Pendant un entraînement, sur le tatami, elle raconte que son entraîneur lui aurait infligé ainsi qu'à une autre judoka des prises au sol. Selon elle, elles auraient été incapables de se défendre. La punition aurait duré plus de 2h. "Cela m’a paru une éternité", ajoute Julie Labarrère, qui serait sortie du tatami couverte de bleus ce jour-là. Contacté par franceinfo: sport, cet entraîneur mis en cause n'a pas répondu à nos sollicitations. 

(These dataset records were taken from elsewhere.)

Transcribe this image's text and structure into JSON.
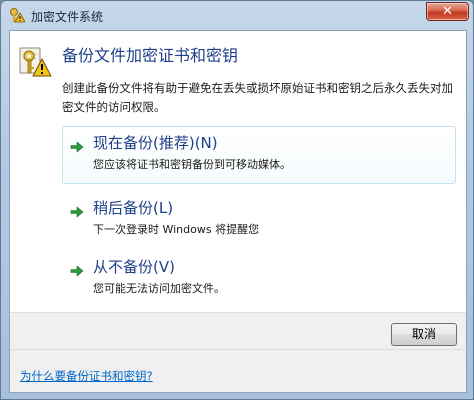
{
  "window": {
    "title": "加密文件系统",
    "close_label": "✕"
  },
  "header": {
    "title": "备份文件加密证书和密钥",
    "description": "创建此备份文件将有助于避免在丢失或损坏原始证书和密钥之后永久丢失对加密文件的访问权限。"
  },
  "options": [
    {
      "title": "现在备份(推荐)(N)",
      "subtitle": "您应该将证书和密钥备份到可移动媒体。"
    },
    {
      "title": "稍后备份(L)",
      "subtitle": "下一次登录时 Windows 将提醒您"
    },
    {
      "title": "从不备份(V)",
      "subtitle": "您可能无法访问加密文件。"
    }
  ],
  "buttons": {
    "cancel": "取消"
  },
  "footer": {
    "help_link": "为什么要备份证书和密钥?"
  },
  "colors": {
    "accent_text": "#1e3f8a",
    "arrow_green": "#2a9a3a",
    "link": "#0066cc"
  },
  "icons": {
    "title": "key-warning-icon",
    "header": "certificate-key-icon",
    "option_arrow": "green-arrow-icon"
  }
}
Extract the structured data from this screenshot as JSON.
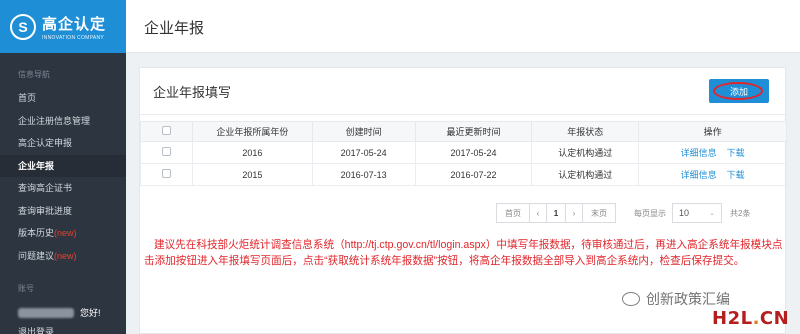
{
  "sidebar": {
    "logo": {
      "title": "高企认定",
      "subtitle": "INNOVATION COMPANY",
      "mark": "S"
    },
    "section_label": "信息导航",
    "items": [
      {
        "label": "首页"
      },
      {
        "label": "企业注册信息管理"
      },
      {
        "label": "高企认定申报"
      },
      {
        "label": "企业年报",
        "active": true
      },
      {
        "label": "查询高企证书"
      },
      {
        "label": "查询审批进度"
      },
      {
        "label": "版本历史",
        "badge": "(new)"
      },
      {
        "label": "问题建议",
        "badge": "(new)"
      }
    ],
    "account_label": "账号",
    "greeting": "您好!",
    "logout": "退出登录"
  },
  "header": {
    "title": "企业年报"
  },
  "panel": {
    "title": "企业年报填写",
    "add_button": "添加",
    "columns": [
      "企业年报所属年份",
      "创建时间",
      "最近更新时间",
      "年报状态",
      "操作"
    ],
    "rows": [
      {
        "year": "2016",
        "created": "2017-05-24",
        "updated": "2017-05-24",
        "status": "认定机构通过",
        "op1": "详细信息",
        "op2": "下载"
      },
      {
        "year": "2015",
        "created": "2016-07-13",
        "updated": "2016-07-22",
        "status": "认定机构通过",
        "op1": "详细信息",
        "op2": "下载"
      }
    ],
    "pager": {
      "first": "首页",
      "prev": "‹",
      "current": "1",
      "next": "›",
      "last": "末页",
      "page_size_label": "每页显示",
      "page_size": "10",
      "total": "共2条"
    },
    "notice": "建议先在科技部火炬统计调查信息系统（http://tj.ctp.gov.cn/tl/login.aspx）中填写年报数据，待审核通过后，再进入高企系统年报模块点击添加按钮进入年报填写页面后，点击“获取统计系统年报数据”按钮，将高企年报数据全部导入到高企系统内，检查后保存提交。"
  },
  "watermark": {
    "text": "创新政策汇编",
    "site": "H2L",
    "site_dot": ".",
    "site_tld": "CN"
  },
  "colors": {
    "brand": "#1e8fd6",
    "sidebar_bg": "#2d3540",
    "notice_red": "#e0262c"
  }
}
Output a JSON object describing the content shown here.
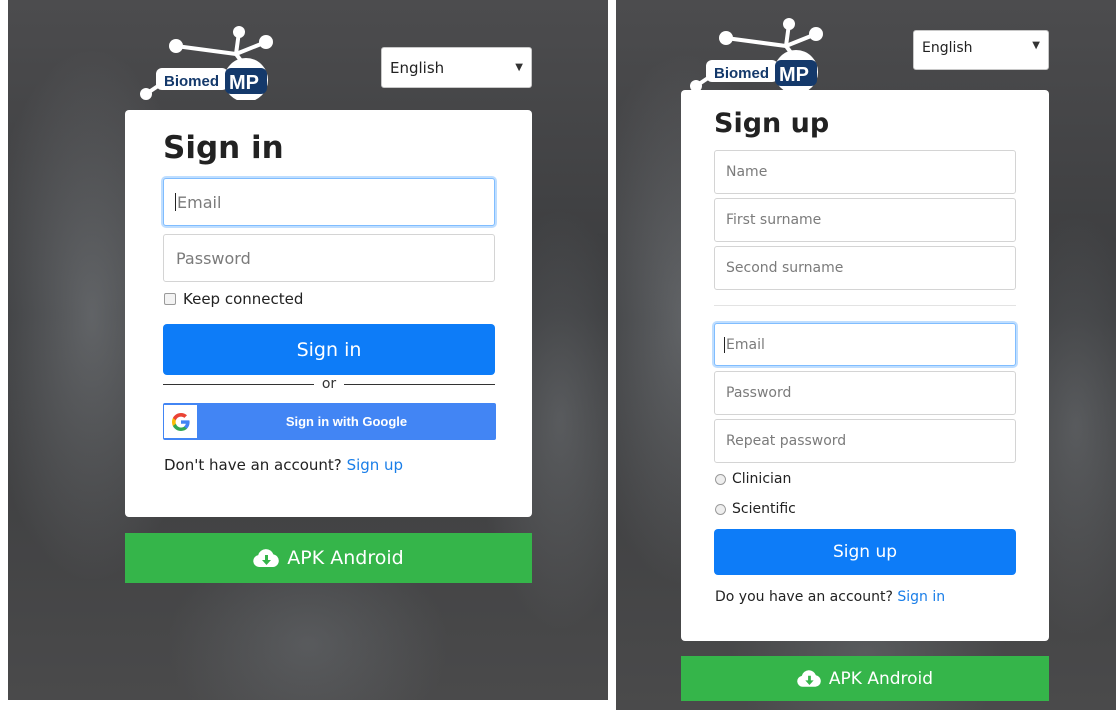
{
  "signin_view": {
    "logo": {
      "left_text": "Biomed",
      "right_text": "MP"
    },
    "language": "English",
    "title": "Sign in",
    "email_placeholder": "Email",
    "password_placeholder": "Password",
    "keep_connected": "Keep connected",
    "submit_label": "Sign in",
    "or_text": "or",
    "google_label": "Sign in with Google",
    "account_prompt": "Don't have an account?",
    "account_link": "Sign up",
    "apk_label": "APK Android",
    "apk_icon": "cloud-download-icon"
  },
  "signup_view": {
    "logo": {
      "left_text": "Biomed",
      "right_text": "MP"
    },
    "language": "English",
    "title": "Sign up",
    "name_placeholder": "Name",
    "first_surname_placeholder": "First surname",
    "second_surname_placeholder": "Second surname",
    "email_placeholder": "Email",
    "password_placeholder": "Password",
    "repeat_password_placeholder": "Repeat password",
    "roles": [
      "Clinician",
      "Scientific"
    ],
    "submit_label": "Sign up",
    "account_prompt": "Do you have an account?",
    "account_link": "Sign in",
    "apk_label": "APK Android",
    "apk_icon": "cloud-download-icon"
  },
  "colors": {
    "primary_button": "#0d7cf8",
    "google_button": "#4285f4",
    "apk_button": "#35b54a",
    "link": "#1a7ee8",
    "logo_navy": "#14396b"
  }
}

L’emprise, piège pernicieux qui exploite la vulnérabilité des enfants

Toutes les fédérations sont concernées, et les mineurs n'échappent à aucun type de violence : sexuelle, psychologique, physique, harcèlement et désormais cyber-harcèlement. Au cœur de ces violences, un processus frappe particulièrement les enfants : l’emprise, souvent exercée par l’entraîneur. Usant de sa position de référent et exploitant la fragilité et l’insouciance de sa victime, l’agresseur s’insère progressivement dans sa vie jusqu’à la couper du monde, comme l’explique Astrid Mezmorian, victime de viols et agressions sexuelles à l'adolescence de la part de son entraîneur de tennis, Andrew Geddes.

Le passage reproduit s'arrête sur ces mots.